Anyway: this particular part of the mess is no longer just about the media world; it’s a matter of macro-economics, because it is robbing billions of dollars from the economy, and as such, it requires global legislation and a step-up in law enforcement, as some commentators have noted.
…are to blame for having their heads in the sand, for signing opaque agency contracts without applying due governance, and for persisting with outdated ways of determining advertising effectiveness. It’s not always the agencies persuasion; sometimes, it’s the marketer’s desire.
It must be extremely challenging for marketers, as the pressure increases and tenures shorten, to be motivated or brave enough to really break with traditional forms of agency agreement, metrics and measurement. But it’s needed. Marc Pritchard has said that only by getting ‘into the weeds’ was he really able to understand, as a CMO, the size of the issue.
Head in sand mentality at senior level just won’t cut it in terms of attempting to improve, evolve and solve.
Procurement, the C-Suite
When they are involved, these parts of corporate organisations – procurement, the C-Suite – are to blame for pushing a cost over value agenda when it comes to external supplier arrangements, for leaving marketing to its own contractual devices, and for failing to understand or respect the intricacies of what they’re dealing with in the media space.
In addition, it’s worth considering that Marketing as a discipline is, generally speaking, often not given enough airtime or seniority within the C-Suite. If marketers had been properly empowered, as well as being better guided from a compliance perspective, perhaps the marketer problem I’ve talked about in this article would not be so acute.

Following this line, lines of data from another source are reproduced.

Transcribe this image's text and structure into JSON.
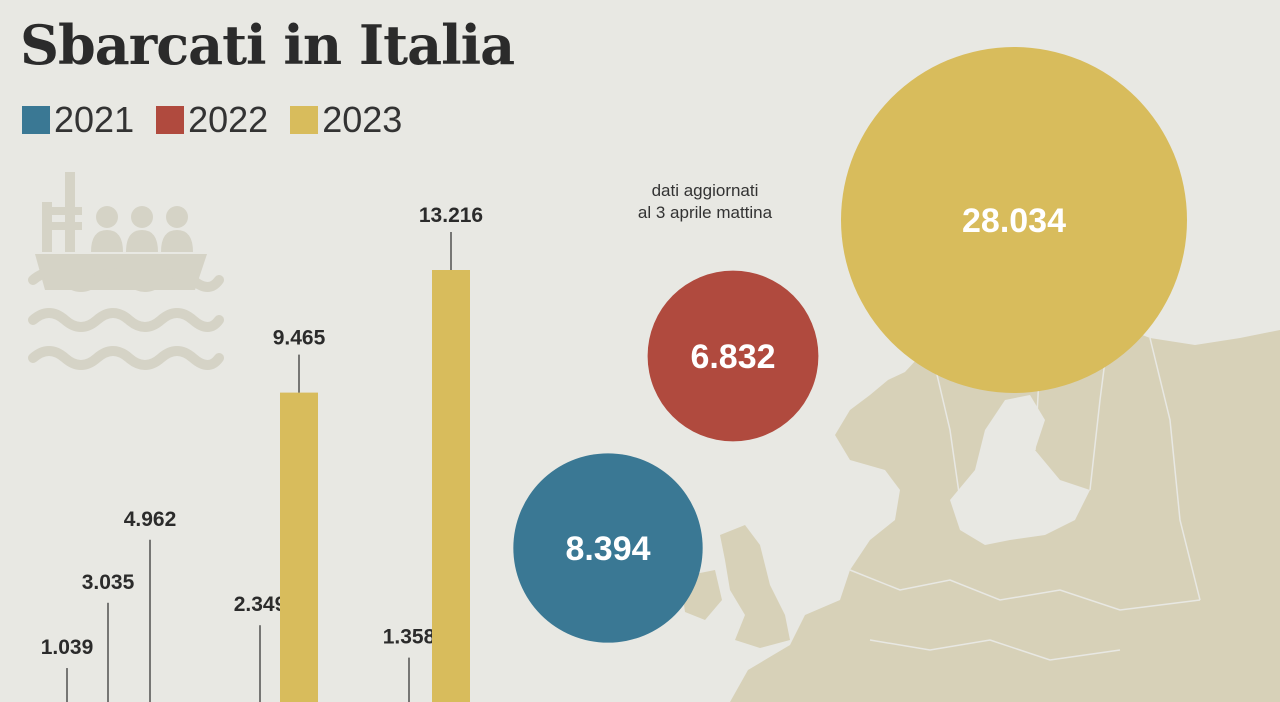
{
  "title": "Sbarcati in Italia",
  "colors": {
    "y2021": "#3a7894",
    "y2022": "#b04a3e",
    "y2023": "#d8bc5c",
    "background": "#e8e8e3",
    "map": "#d7d1b8"
  },
  "legend": [
    {
      "label": "2021",
      "color": "#3a7894"
    },
    {
      "label": "2022",
      "color": "#b04a3e"
    },
    {
      "label": "2023",
      "color": "#d8bc5c"
    }
  ],
  "note": {
    "line1": "dati aggiornati",
    "line2": "al 3 aprile mattina"
  },
  "icons": {
    "ship": "migrant-boat-icon",
    "map": "europe-map"
  },
  "chart_data": [
    {
      "type": "bar",
      "title": "Sbarcati in Italia",
      "series_order": [
        "2021",
        "2022",
        "2023"
      ],
      "groups": [
        {
          "values": {
            "2021": 1039,
            "2022": 3035,
            "2023": 4962
          },
          "labels": {
            "2021": "1.039",
            "2022": "3.035",
            "2023": "4.962"
          }
        },
        {
          "values": {
            "2022": 2349,
            "2023": 9465
          },
          "labels": {
            "2022": "2.349",
            "2023": "9.465"
          }
        },
        {
          "values": {
            "2022": 1358,
            "2023": 13216
          },
          "labels": {
            "2022": "1.358",
            "2023": "13.216"
          }
        }
      ]
    },
    {
      "type": "bubble",
      "series": [
        {
          "name": "2021",
          "value": 8394,
          "label": "8.394"
        },
        {
          "name": "2022",
          "value": 6832,
          "label": "6.832"
        },
        {
          "name": "2023",
          "value": 28034,
          "label": "28.034"
        }
      ]
    }
  ]
}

Various industry commentators and journalists
…are to blame for exploiting an ‘us versus them’ mentality, or for pushing a ‘digital’ or ‘anti-digital’ agenda when, for pity’s sake, surely there should be more balance – in strategy, in opinion, in content production, in tactical advertising channel decisions.
Despite the work they’ve done more recently, industry bodies are to blame for not acting quickly enough over the last ten years, and in some cases, for lacking true independence.
And finally, consultants are to blame for doing too much talking, not enough listening. Which, clearly, I am probably guilty of in this article. But self- recognition is the first step to recovery and I apply this to myself, and to my square in the jigsaw, as much as to anyone else.
When is this industry going to wake up and self-recognise?
Let’s face it, from whatever lens we care to look through, the bright shiny thing that is digital marketing has seriously lost its sparkle.
As reported in the recent ANA conference, overall US sales, aided by the bright shiny ball that is digital advertising, have declined since 2014 rather than increased. The light of brave new world promised is flickering at best. People are realizing that the promise may not be there – at least not in the way that they thought, using the methods that they are.
With all the challenges we face, coupled with huge advertising entities like P&G starting to make serious threats, the digital advertising industry could, quite conceivably, collapse in on itself. But that is not what we should want.
My best guess at a solution is first, for more people like Marc Pritchard to get themselves on that road to recovery, starting with self-recognition and progressing to the kind of balanced, honest thinking he has exhibited. And secondly, for this to be more than talk; for it to trigger the bottom-up change required to reset what seems to be an inescapable course we’ve set ourselves.